Daha cok mavi-beyaz Yunan adasi fikri ilginizi cekiyorsa sizi şöyle alalim :)





Comments

  1. Biz en son gittiğimizde birkaç gün kaldık. Araba kiralamak bence en mantıklı fikir. Çünkü ada başka türlü gezilmiyor ve kiralamak çok da pahalı değil.

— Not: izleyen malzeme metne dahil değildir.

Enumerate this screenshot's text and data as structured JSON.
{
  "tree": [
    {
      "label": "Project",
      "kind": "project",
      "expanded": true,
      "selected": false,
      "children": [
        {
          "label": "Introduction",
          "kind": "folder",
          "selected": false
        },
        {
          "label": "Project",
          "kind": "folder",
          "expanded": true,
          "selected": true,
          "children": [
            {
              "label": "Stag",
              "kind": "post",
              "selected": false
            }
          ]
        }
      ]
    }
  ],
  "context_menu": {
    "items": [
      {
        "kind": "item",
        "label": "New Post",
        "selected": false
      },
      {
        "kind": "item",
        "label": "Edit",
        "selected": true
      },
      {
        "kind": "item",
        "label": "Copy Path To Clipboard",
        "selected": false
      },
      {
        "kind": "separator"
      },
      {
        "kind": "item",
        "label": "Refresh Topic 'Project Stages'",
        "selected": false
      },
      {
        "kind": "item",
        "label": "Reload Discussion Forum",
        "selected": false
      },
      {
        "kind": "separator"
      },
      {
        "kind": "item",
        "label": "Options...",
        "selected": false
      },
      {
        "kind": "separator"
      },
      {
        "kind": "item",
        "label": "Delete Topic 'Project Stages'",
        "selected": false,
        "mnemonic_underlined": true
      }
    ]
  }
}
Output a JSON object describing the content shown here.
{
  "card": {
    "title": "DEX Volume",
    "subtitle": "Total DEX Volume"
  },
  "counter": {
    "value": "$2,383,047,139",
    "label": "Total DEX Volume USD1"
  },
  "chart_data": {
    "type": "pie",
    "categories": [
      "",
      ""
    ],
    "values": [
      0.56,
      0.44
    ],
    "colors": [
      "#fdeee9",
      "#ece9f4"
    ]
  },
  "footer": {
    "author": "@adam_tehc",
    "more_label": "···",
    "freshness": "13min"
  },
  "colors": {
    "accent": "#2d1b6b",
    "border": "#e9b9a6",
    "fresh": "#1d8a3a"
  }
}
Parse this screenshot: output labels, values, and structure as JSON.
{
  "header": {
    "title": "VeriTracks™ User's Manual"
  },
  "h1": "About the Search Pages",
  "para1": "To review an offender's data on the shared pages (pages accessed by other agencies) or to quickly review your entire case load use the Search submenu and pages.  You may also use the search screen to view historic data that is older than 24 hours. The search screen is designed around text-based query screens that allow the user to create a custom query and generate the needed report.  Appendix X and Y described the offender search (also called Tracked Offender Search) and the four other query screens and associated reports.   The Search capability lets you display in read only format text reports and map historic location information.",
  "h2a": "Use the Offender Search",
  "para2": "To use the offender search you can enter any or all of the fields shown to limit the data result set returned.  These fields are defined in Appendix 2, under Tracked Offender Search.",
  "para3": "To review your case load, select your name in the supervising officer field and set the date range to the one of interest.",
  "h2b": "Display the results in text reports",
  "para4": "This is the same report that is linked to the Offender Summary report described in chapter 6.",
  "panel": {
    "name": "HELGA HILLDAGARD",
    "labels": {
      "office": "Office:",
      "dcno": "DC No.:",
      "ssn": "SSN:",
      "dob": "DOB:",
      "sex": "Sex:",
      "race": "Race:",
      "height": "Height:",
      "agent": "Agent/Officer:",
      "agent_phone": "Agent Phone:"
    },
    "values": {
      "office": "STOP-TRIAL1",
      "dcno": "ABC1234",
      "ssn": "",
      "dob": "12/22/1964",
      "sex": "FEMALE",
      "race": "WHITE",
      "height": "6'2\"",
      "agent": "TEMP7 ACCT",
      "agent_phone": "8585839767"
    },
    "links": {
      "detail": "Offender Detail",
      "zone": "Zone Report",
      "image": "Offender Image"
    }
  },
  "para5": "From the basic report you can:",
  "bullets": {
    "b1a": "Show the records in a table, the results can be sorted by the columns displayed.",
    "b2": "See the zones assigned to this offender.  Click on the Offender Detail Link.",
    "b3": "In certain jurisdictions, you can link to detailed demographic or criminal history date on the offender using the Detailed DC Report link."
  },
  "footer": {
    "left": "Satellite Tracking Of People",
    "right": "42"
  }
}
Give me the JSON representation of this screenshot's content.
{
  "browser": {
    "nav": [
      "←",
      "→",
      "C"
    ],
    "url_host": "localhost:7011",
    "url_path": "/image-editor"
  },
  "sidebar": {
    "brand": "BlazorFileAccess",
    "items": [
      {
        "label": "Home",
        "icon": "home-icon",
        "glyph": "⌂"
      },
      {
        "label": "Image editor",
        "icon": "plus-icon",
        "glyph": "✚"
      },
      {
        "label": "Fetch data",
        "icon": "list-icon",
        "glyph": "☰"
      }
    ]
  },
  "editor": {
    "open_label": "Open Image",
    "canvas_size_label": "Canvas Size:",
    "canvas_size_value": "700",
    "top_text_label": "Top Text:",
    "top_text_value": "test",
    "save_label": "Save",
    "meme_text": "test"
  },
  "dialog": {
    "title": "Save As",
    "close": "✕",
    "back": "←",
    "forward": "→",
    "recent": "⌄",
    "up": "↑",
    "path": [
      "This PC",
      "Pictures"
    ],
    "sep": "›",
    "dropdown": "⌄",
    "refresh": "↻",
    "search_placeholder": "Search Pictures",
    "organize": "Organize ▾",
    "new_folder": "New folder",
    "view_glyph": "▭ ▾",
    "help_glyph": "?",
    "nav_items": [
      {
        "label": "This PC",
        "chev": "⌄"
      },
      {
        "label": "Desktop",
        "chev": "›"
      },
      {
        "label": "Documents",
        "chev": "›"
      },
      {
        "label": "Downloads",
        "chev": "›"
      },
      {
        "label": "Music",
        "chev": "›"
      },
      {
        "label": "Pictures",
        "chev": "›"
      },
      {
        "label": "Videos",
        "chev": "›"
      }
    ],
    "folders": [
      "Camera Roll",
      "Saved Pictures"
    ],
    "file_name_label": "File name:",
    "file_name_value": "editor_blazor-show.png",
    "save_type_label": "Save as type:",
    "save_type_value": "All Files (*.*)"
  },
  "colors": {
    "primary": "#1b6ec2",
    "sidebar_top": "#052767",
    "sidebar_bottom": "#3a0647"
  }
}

Kıyıdaki Rent a Car firmalarda orta sınıf bir araç 30-40 Euro, hatta kaldığımız yerdeki ev sahibesi 25 Euro`ya bile araç bulunuyor demişti.
    Gitmeden önce haberim olsaydı birkaç yer daha önerebilirdim size:)
    Fotoğrafların her zamanki gibi çok hoş:))

    ReplyDelete
    Replies
    1. Biz gunubirlik gittik, Mykonos, Santorini vs turlarina kiyasla cook ucuzdu bu tur, bu gezdigimiz yerlere anca yetti bir gun zaten, bir kac gun kalsaydik biz de araba kiralardik kesin :)

      Belcika'ya dondukten sonra haberim oldu Sakiz'a gittiginizden, bilseydim gitmeden sorardim :) Sen yine soyle ama belki tekrar daha uzun sureli gideriz..

      Tesekkurler ve de sevgiler :))

      Delete
  2. Merhaba;
    Valla her yeni postanı ayrıca beğeniyorum ama bu sakız mevzusu çok aklımı çeldi doğrusu çok da hoşuma gitti. Alaçatı yazılarını da çevirip çevirip okuyorum yeniden o güzel fotoğraflar eşliğinde. Bu sakız ağaçları bir başka diyardan gelmiş gibiler sanki. Diyeceksin kokladın mı dokundun mu o ağaçlara, hayır, hiç sakız ağacı görmedim sanırım ama fotoğraflarından hissettim güzelliğini ve kokusunu hayal ettim. Acaba ekebilir miyiz bahçeye:) O desenli evlere bayıldım ne harikaydı. O sokaklar falan içime işledi. Çok gitmek görmek istediğim yer var. Böyle yazıları okuyunca tüm istediklerim bir bir aklıma üşüşüyor. Bir minik çanta alıp her yeri dolaşmak istiyorum, gezgin ruhum yine hareketlendi. Ne zor durduğun yerde kalmaya çalışmak...Keşke her küçük fırsatta kendimizi bir yerlere atabilseydik. Denizi reçelleri müziği kapıları çiçekleri sokakları çok güzelmiş..Hele kapanışı bir sarmanla yapmak süper olmuş, bakıp bakıp gülümsüyorum:) Pek de pofudukmuş kendisi:) Öpüyorum çok..

    ReplyDelete
    Replies
    1. Cok tesekkur ederim canim, mutlu oldum :))

      Sakiz agaci dunyada en verimli bu adada yetistiriliyormus, bir cok sart gerekiyor cunku yetismesi icin ama yetistigi yerde de kaliyor neredeyse sonsuza kadar. Iki sene once agustos ayinda yangin cikmis adanin beste biri yanmis mesela, agaclar da dahil ama sakiz agaclarinin kokleri 25 metreye kadar indiginden kendilerini yeniliyorlarmis yavas yavas o koklerden. Bence domates biberle falan baslamak en iyisi bahce icin :))

      Bol gezi, bol eglence diliyorum, opuyorum :)

      Delete
  3. Muhteşem bir gezi olmuşYesemen 'ciğim ,nice geziler dilerim.Sevgiler.